Collins' soft hand is enveloped in mine as I lead her through the tables of the restaurant and out the glass doors. The silence between us is deafening, but I can't bring myself to speak yet. If I speak, I fear what will come out of my mouth. It could be anywhere from 'your brother can screw himself' to 'Lennox and I are your family now.'

Neither would be a smart choice, so I keep my mouth shut.

Mark questioned her statement: "too little too late." I knew exactly what she meant, her assault. But she'd never opened up to him or her sister in law about the attack, having kept it to herself and struggling with the ramifications ever since. 

If I hadn't stood up when I did, tossing that cash on the table, I'm not sure it would've remained a secret for much longer. There's only so far you can push Collins until she's either a weeping mess in the floor due to her overactive mind or closed off forever. I don't want her brother or his family to experience either option.

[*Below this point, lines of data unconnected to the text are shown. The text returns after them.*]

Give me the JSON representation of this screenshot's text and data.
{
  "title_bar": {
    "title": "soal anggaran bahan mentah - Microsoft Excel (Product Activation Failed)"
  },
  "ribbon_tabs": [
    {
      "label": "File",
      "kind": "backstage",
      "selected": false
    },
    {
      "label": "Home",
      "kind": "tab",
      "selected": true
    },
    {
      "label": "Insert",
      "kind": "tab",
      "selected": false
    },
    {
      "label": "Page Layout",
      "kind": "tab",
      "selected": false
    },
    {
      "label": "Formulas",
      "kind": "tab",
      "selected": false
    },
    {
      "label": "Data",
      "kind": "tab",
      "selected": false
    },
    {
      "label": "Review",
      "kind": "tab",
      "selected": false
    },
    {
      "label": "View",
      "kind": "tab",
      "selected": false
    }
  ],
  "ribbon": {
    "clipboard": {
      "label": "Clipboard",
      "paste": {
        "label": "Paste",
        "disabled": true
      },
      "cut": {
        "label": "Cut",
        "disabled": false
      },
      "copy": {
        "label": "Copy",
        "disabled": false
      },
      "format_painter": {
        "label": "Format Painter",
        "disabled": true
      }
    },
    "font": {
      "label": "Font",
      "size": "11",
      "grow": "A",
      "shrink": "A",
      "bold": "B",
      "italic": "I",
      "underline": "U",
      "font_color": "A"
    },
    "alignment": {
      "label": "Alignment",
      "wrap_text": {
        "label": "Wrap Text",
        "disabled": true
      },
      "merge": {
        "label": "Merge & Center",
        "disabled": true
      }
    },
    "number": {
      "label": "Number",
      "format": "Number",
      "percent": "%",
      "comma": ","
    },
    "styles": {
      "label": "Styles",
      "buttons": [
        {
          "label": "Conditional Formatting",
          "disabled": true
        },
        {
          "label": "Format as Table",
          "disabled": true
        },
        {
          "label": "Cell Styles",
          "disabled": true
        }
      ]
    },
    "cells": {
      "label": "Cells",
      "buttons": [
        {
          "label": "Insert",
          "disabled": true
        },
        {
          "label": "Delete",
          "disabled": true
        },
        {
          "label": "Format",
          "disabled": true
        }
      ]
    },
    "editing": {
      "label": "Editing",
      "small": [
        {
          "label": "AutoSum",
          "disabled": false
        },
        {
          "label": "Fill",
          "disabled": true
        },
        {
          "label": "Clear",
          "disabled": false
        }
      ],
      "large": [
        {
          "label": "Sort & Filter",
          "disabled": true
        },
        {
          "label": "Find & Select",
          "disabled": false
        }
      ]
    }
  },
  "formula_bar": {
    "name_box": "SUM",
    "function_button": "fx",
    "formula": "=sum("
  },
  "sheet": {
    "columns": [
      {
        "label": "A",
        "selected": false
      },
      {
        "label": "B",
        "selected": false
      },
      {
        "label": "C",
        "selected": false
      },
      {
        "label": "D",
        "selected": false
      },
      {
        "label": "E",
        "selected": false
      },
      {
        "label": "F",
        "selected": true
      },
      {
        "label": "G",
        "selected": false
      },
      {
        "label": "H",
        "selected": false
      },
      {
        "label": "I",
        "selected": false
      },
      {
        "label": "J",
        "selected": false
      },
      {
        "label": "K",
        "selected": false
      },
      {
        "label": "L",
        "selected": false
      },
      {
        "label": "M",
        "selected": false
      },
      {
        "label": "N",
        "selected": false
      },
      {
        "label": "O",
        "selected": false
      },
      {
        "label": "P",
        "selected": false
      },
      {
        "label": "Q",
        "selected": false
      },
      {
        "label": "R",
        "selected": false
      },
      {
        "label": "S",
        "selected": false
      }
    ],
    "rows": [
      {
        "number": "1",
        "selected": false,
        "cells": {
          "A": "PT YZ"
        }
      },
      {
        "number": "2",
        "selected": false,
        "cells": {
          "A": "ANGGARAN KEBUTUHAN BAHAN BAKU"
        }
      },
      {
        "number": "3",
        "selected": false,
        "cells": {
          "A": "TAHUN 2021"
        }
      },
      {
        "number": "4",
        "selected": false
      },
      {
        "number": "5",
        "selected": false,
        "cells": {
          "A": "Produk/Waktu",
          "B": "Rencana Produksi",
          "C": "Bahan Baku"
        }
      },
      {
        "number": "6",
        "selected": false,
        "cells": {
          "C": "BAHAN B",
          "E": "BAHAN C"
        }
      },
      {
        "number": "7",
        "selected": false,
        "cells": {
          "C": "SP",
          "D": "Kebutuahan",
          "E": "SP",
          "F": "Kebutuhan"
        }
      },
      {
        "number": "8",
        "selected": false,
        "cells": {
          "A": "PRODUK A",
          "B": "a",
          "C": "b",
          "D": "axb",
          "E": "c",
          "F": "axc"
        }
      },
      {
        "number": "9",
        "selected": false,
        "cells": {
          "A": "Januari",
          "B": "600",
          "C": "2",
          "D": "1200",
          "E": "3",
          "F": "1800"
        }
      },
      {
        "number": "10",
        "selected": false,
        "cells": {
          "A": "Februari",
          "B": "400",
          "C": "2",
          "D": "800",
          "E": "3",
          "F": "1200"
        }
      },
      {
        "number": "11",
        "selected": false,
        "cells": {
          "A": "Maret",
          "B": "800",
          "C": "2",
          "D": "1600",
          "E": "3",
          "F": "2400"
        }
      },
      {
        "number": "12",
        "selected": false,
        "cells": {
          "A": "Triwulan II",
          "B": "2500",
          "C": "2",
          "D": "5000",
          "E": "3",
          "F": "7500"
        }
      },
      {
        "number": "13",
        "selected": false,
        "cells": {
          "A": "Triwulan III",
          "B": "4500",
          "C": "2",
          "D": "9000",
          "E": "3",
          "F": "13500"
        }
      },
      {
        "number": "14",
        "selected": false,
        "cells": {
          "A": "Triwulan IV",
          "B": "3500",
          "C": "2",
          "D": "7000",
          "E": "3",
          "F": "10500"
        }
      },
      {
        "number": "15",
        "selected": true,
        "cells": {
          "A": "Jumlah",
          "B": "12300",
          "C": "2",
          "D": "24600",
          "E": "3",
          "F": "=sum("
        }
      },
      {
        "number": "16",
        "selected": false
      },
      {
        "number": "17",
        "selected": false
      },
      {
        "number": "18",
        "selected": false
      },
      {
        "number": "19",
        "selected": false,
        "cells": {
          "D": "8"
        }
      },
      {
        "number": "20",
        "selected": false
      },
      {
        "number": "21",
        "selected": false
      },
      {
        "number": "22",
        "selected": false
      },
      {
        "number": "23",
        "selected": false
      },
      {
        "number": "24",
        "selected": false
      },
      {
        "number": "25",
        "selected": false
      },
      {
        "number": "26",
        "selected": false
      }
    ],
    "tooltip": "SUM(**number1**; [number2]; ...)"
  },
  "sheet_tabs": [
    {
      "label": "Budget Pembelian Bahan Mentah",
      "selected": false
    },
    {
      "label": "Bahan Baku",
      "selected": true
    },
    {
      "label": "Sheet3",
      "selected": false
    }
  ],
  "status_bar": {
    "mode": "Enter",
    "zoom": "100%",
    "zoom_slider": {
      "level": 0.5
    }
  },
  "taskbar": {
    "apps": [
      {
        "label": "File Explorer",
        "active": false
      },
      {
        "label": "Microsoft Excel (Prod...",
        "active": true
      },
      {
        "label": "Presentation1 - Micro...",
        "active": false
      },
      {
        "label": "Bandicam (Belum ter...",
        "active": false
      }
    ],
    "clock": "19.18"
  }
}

However, my loyalty lies with the woman who holds my heart as easily as she holds my daughter's hand. 

Which means if she wants to haul off insults towards Mark, I'll stand by her and comfort her when she realizes the severity of her words and actions. It also means that if she wants to brush it under the rug for another day, week, month or year, I'll be there holding the broom and giving her the reassurance she needs in her choice.

But right now my heart is pounding, a resounding thud in my chest that matches my dress shoes against the pavement. I'm still in my suit, Collins is in my jersey. I make the decision without her that we head back to the hotel to change before going out.

If she even wants to go out at this point.

I won't blame her if all she wants to do is take a hot bath and climb into her bed. Sleep allows her mind to rest, and after our evening of spit balling with her brother, she deserves an escape. I wonder if she brought one of her books, or her E reader. I could run her a bubble bath and just let her be with her story, escape reality for a bit.

There's a part of me that has the same wish for myself, minus the book and bath. There's a lot of truth to be said that I didn't have near the hate fueled fire in my chest just a few months ago. I could come and go, get my job done and return home to my little girl without a single worry about what my coach thought of me off the ice.

I curse my brain for even entertaining a moments thought of what life was like before Collins.

Life was boring before the whirlwind of Collins Kennedy.

Sure, I could string together a full sentence without being interrupted. I could even get through a day without hearing a demeaning nickname.

But damn. I wouldn't go back to any of that. Hell, I signed my note to her with that blasted nickname she dubbed me.

Stepping onto the hotel elevator, she releases my hand and moves to the opposite side, away from me. I take a tentative step towards her and stop when I see her teeth gnawing at her bottom lip and her fingers fidgeting. 

If she gave me even one glance, I could at least attempt to read her more clearly. But her focus stays anywhere other than my vicinity which tells me I've screwed up the best thing in my life. 

Her fingers run through her brown locks, pulling them over one shoulder as the elevator doors open. She steps out in front of me, giving me one of my most favorite views.

My name on her back.

It's what I want for the rest of my life. Yet, I may have just thrown all of that away by letting my temper flare towards the most important person in her life.